Justices will hear that view Tuesday — and also from the plaintiffs in the case who maintain that the budget falls far short of what the court ordered.

That’s a view shared by many school officials across the state, who have warned that, in a few years, they won’t have enough money to pay their current staff, meet federal education requirements and keep the lights on. They also worry about new restrictions that in 2019 will prevent them from tapping local revenue to fill in where state funding falls short.

Chris Reykdal, state superintendent of public instruction, also thinks there is more to do.

“I’m not shy in saying they came up short,” he said.

“Lots of progress was made, important progress,” he added. “But there’s still a lot left to address.”

At $7.3 billion, the new spending plan will provide more money for teacher salaries, smaller class sizes and programs that help gifted students, children from low-income households and English learners. Still, some critics say it won’t be enough to cover school districts’ basic education costs, especially for special education.

Reykdal, for example, recently submitted a budget request for next year that stated the Legislature underfunded special education by at least $130.5 million.

“Almost every district I’ve spoken to, that was their number-one issue,” said House Majority Leader Pat Sullivan, D-Covington.

He’s one of eight lawmakers who during the legislative session met behind closed doors to hammer out the McCleary compromise.

And when asked about special education, he acknowledged that issue could potentially stop the Supreme Court from declaring the case over.

Sullivan was even more worried about the Legislature’s inability to pass a $4 billion construction budget.

About $1 billion of that total was to help districts build new schools.

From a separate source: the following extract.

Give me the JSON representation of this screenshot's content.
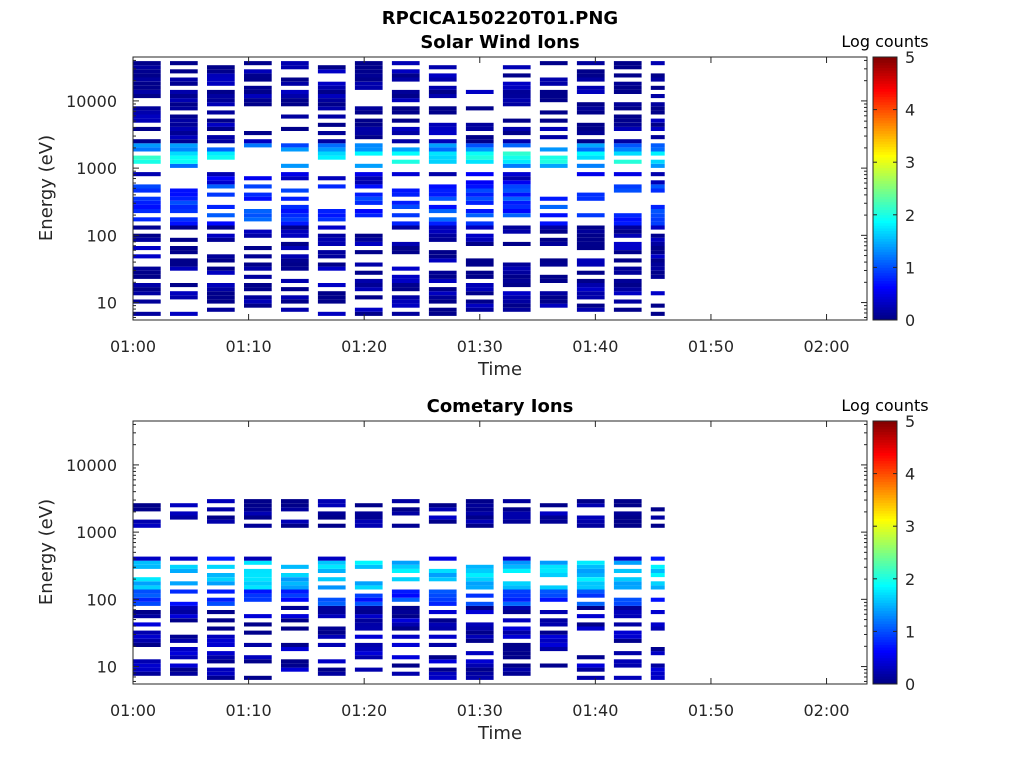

But after negotiations collapsed on a separate rural water-use bill, lawmakers in July left Olympia without approving a new capital budget.

Previously, the Supreme Court has indicated the Legislature cannot simply expect districts to reduce class sizes without providing the money to build new classrooms.

“I’m worried they’ll come back and say, ‘Without a capital budget, you don’t have a full plan,’ ” Sullivan said.

In “friend of the court” briefs filed in August, critics of the new K-12 budget have raised additional concerns about future caps on the growth of state property-tax rates. They argue the state’s investment in schools won’t keep up with rising costs over time.

The critics’ briefs also outlined a range of options available to the justices if they believe the state has more work to do. Their suggestions included suspension of hundreds of state tax exemptions and increasing contempt fines against the state for not making enough progress in McCleary.

The Supreme Court isn’t expected to make a ruling next week. But many, including Reykdal, hope the justices at least maintain jurisdiction over the case through 2021.

That, they say, would offer enough time to track the full implementation of the new state budget and whether the Legislature actually fulfilled its promise.

“The job is not yet complete,” said Mary Jean Ryan, former chair of the State Board of Education.

Ryan now heads the Community Center for Education Results, a regional partnership of South Seattle schools and South King County school districts. She said it remains an open question if the Legislature amply funded public schools, as the Washington Constitution requires.

“I want to ‘follow the money’ for at least two biennial cycles, and I think the court should do the same,” Ryan said. “Too much work has gone into this fight to walk away now with the result so unclear.”